Even in the early days, it seems that the computing community was very free-spirited and open. For example, when it came time to write the first host-to-host protocol, Steve Crocker entitled it “Request for Comments” (RFC). It wasn’t an order handed down from on high that everyone would have to conform to. It had much more of a spirit of “Hey, we’re doing this cool thing. Want to join?” Everyone was equals, everyone could contribute, and most importantly, no one was forced into anything. RFC1 tapped into the most fundamental of human motivations: laziness. It made people’s lives better by conforming, which made them a lot happier about hopping on the train than if they were being forced to.
I find it more than a little ironic that such an open and unstructured culture could grow out of what was started as a military project. The military is a very structured, hierarchical system where you’re supposed to stay in line and do what others tell you. The networking community, with its core values of free speech, equal access, idea sharing, privacy, etc. couldn’t be further from that design.

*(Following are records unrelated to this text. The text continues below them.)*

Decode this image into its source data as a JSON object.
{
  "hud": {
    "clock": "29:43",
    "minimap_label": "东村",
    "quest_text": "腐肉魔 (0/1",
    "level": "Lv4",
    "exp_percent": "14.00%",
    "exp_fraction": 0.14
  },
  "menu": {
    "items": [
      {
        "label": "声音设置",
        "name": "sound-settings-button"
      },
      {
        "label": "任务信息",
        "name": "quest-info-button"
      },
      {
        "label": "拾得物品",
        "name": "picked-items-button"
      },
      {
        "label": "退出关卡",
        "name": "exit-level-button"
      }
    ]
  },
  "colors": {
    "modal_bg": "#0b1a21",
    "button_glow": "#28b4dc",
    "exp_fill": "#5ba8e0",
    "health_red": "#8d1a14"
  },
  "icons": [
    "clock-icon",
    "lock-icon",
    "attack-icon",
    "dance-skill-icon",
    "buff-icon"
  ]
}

I may upset some people by saying this, but I think there are definite problems with the environment created by the early developers of the internet. It is said that too many chefs ruin a meal, and I feel like the free-for-all atmosphere on the net of everyone having their own opinion and arguing for it passionately caused people to take sides and devolve into extremism, to the detriment of efficiency. There were huge wars about things like in which direction a computer should read the bits of an incoming message: from left to right or right to left. This conflict, called the Big Endian/Little Endian war, is frankly ridiculous. Personally, I would program computers to read from left to right, but if someone above me told me to program the other way, I’d just do it. Instead, the fact that there was no central authority meant that the Big Endian/Little Endian war carried on until people got tired. The worst part is it wasn’t even resolved. Talk about a waste of time (and I’m not even getting into “flaming”, a type of abusive dialogue thrown around on the original virtual communities like Msg-Group). Other conflicts like the header wars (about the size of headers to messages) were approximately as trivial and came to no more complete a resolution. The central authority wouldn’t need to solve everything: I think the networking culture of collaboration is amazing. And I certainly don’t approve of the inefficiency of the military, where ego creeps into power and impedes the flow of good ideas. But groups function better with some authority. This is why we have government in the first place.
Perhaps the original Msg-Group and other online communities couldn’t function with a central authority. They were groups of academics after all, and used to doing their own things with only loose structure. Still, I feel as if the openness and lack of authority was taken to an extreme, and could have been tempered by more structure.
That’s all for this week. Thanks for reading!